An SOA is an approach to building IT systems that’s centered around the deployment of reusable application components. Southside has used IBM tools to recycle existing software and reduce the time employees spend filling out forms or waiting for information, Davis says. By integrating various applications, the organisation aggregates information from separate systems, giving employees a single, real-time view of customer accounts and engineering resources, according to IBM.

The combination of OmniTRACS and WebSphere lets the cooperative’s field workers enter data immediately after finishing maintenance and repair work. Work orders also are sent out to employees much more quickly, via computers in their trucks. When Southside was using paper service orders, the beginning-to-end process of receiving a member complaint and acting on it took 15 steps. Now that much of the paper-pushing has been eliminated, it’s a four-step process, Davis says.

“We used IBM’s WebSphere business integration to create real-time data integration between engineering software and the business side of the house software ... to move the data back and forth, so the data was more accurate and available to the office and field in real time,” Davis says.

Southside provides electricity to 52,500 members in 18 counties in Virginia.

IBM says it has hundreds of WebSphere customers in the energy industry. While start-up cost is one of the concerns companies have about SOA, the experiences of Southside show that it is feasible for smaller organisations, says Allan Schurr, managing director of global energy and utilities for IBM.

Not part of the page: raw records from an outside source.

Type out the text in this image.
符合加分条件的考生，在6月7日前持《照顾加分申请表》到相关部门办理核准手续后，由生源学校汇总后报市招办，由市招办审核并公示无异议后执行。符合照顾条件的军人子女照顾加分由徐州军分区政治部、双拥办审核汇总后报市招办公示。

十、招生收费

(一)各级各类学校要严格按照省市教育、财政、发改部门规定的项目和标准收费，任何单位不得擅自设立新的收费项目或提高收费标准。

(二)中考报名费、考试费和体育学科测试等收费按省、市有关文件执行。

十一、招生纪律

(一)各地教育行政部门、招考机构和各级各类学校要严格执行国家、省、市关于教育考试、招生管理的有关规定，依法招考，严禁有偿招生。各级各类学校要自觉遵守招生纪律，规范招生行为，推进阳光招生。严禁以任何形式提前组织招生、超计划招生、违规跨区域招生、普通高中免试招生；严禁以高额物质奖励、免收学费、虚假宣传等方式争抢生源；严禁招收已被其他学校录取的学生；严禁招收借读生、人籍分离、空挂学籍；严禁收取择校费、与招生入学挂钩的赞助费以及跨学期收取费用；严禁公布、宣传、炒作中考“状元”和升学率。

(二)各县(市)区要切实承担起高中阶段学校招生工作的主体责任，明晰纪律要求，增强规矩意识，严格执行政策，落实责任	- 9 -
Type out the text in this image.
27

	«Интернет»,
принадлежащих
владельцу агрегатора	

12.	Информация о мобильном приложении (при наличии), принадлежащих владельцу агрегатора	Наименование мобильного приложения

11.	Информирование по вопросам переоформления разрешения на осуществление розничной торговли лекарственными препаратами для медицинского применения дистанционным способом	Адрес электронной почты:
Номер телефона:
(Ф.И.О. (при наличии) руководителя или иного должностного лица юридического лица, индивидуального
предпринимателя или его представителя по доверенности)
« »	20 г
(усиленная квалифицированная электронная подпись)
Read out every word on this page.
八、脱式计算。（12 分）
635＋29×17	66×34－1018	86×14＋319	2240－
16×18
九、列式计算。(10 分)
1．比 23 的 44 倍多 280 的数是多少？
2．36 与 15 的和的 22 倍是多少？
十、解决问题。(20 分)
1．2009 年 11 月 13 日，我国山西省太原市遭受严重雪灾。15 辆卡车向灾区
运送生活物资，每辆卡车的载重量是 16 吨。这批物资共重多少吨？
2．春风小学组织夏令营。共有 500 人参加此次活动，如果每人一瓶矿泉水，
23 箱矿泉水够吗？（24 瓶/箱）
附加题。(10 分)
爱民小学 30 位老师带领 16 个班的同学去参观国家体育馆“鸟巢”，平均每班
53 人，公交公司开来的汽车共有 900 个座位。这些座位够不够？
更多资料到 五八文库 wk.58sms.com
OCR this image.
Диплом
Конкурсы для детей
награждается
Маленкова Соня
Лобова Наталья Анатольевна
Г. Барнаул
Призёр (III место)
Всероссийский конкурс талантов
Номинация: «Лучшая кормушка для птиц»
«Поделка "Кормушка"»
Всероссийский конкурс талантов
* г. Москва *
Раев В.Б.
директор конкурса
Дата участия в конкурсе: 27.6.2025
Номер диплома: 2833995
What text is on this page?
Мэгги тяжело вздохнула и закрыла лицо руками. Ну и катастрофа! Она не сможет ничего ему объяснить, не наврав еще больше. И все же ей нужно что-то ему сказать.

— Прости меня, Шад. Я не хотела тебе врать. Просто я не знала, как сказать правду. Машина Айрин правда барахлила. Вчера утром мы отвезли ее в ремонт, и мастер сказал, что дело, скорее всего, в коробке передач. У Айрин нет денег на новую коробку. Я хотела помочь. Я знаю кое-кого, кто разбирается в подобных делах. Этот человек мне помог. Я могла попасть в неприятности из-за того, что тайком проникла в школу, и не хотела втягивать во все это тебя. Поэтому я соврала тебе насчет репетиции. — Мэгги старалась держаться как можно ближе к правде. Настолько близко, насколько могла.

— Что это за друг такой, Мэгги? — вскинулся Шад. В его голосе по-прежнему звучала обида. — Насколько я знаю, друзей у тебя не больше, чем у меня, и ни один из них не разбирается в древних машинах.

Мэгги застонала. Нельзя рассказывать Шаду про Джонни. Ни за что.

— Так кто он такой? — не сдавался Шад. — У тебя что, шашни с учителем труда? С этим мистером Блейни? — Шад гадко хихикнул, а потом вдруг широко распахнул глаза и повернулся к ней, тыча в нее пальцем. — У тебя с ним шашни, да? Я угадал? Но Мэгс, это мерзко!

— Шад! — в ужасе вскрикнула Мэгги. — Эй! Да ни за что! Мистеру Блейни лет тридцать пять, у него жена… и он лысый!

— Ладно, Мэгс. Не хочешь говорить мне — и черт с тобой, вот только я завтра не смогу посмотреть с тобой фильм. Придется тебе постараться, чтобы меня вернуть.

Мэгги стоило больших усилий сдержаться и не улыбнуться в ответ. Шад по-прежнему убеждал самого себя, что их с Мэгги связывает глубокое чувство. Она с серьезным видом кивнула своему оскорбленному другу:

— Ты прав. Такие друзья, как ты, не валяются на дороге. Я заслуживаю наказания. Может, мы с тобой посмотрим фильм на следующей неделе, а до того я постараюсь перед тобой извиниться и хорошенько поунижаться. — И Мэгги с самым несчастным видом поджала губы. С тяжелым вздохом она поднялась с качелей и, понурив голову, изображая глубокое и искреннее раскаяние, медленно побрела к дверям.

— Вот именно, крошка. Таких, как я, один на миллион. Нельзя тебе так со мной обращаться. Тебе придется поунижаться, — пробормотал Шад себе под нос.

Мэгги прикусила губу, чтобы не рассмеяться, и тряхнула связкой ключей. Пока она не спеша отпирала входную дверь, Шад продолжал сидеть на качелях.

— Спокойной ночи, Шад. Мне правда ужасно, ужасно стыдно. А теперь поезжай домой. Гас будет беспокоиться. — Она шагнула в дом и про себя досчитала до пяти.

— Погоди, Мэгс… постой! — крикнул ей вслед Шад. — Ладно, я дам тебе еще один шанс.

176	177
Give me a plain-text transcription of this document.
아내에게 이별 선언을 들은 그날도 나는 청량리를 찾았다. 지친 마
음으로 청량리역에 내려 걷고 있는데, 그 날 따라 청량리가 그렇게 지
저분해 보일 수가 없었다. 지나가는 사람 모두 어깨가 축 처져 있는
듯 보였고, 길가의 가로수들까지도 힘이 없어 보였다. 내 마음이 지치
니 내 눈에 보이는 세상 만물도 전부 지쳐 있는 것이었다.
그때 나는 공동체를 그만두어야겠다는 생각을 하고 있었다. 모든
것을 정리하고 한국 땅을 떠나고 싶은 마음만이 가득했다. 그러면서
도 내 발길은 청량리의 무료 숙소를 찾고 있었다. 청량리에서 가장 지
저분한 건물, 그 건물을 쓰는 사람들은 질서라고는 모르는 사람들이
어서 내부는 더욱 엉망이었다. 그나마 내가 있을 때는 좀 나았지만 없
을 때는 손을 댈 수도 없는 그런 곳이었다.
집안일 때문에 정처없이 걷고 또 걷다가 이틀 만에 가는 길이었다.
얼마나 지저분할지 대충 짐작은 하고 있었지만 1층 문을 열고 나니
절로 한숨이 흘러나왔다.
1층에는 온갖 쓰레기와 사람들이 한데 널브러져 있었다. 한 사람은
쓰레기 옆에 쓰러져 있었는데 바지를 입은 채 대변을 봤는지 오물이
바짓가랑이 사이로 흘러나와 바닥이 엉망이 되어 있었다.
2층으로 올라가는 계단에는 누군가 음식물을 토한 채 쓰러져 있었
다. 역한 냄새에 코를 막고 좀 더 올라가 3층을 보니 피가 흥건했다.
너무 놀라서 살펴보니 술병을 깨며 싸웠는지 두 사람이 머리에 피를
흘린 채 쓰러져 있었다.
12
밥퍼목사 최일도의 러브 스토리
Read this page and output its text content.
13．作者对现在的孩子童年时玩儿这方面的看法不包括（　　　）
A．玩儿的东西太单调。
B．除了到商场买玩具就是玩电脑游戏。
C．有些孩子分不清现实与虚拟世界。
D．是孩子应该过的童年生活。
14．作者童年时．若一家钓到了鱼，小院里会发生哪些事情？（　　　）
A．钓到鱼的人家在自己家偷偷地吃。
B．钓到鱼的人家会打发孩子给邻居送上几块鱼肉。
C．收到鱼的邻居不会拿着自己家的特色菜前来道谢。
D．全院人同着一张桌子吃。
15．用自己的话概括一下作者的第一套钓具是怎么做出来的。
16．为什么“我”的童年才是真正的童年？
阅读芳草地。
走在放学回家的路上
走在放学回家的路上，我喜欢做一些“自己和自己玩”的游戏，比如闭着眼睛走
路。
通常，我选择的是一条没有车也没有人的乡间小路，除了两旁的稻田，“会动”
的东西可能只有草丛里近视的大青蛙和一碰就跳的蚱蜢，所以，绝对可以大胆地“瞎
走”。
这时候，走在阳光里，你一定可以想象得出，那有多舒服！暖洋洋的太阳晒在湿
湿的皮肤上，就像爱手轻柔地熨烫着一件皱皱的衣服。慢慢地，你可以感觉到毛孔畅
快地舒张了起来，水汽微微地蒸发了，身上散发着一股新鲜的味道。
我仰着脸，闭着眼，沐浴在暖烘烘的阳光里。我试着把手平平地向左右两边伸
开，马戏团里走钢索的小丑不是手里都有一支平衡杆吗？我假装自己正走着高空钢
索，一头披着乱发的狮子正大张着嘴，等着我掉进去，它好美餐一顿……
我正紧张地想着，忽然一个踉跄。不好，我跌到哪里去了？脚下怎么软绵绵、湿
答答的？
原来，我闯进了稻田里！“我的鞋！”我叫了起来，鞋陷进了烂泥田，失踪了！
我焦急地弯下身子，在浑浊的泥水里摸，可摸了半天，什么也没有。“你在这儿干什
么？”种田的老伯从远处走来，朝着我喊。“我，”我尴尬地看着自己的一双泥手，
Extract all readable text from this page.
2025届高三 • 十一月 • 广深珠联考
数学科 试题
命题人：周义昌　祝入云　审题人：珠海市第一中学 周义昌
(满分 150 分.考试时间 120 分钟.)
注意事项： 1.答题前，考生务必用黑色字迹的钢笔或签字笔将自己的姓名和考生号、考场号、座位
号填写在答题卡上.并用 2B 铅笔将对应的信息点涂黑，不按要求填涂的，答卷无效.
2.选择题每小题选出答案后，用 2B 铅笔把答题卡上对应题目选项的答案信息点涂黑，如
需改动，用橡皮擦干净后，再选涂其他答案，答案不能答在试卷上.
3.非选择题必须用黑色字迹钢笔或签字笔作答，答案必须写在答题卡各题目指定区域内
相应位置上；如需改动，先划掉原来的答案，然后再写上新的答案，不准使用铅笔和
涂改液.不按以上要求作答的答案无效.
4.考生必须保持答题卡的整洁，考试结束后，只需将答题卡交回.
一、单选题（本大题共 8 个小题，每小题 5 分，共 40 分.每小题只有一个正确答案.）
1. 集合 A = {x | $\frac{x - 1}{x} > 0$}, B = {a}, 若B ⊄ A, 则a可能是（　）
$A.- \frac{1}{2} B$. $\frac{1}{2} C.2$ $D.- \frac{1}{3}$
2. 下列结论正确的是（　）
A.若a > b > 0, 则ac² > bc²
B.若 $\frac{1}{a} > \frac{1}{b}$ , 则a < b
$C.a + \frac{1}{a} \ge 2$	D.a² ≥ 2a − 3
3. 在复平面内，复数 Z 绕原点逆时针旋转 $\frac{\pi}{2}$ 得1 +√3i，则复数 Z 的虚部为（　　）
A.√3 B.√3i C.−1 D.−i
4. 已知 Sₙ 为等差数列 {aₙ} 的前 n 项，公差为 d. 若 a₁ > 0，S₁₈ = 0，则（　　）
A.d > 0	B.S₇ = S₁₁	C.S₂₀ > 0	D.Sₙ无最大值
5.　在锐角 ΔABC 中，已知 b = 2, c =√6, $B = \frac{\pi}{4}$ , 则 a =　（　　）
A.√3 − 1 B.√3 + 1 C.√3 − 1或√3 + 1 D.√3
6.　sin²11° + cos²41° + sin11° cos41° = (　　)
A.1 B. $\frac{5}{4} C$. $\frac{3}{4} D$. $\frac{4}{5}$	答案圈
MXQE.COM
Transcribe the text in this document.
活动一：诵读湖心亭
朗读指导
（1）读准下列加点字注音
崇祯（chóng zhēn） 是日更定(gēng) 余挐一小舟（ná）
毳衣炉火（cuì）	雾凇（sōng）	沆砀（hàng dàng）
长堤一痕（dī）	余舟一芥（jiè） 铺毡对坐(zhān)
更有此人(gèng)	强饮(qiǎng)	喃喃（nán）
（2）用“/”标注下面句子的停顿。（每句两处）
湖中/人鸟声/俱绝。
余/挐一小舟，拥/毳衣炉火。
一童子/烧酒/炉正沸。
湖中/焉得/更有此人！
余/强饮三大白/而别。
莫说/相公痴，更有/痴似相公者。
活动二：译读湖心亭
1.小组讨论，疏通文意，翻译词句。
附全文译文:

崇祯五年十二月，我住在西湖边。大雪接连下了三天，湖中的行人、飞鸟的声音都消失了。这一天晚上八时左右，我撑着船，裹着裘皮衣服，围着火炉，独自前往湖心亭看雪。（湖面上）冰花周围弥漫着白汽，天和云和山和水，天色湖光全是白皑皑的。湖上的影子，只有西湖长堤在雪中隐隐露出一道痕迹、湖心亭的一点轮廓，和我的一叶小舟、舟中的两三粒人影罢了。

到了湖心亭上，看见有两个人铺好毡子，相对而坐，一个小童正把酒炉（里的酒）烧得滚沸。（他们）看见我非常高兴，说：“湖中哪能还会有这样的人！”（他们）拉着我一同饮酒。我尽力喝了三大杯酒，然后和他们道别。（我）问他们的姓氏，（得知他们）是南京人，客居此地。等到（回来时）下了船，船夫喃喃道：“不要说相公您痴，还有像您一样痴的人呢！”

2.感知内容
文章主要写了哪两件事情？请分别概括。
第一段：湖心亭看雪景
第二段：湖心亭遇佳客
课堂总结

“No one would hesitate for General Motors to invest in SOA,” Schurr says. “But for a small firm — 52,000 members is not a large utility whatsoever — for them to be able to justify the business case is a statement about the high value of SOA.”

Many utilities have not kept up with other service sectors in providing swift customer service, and implementing SOA is one way to improve those processes and save money at the same time, according to Schurr.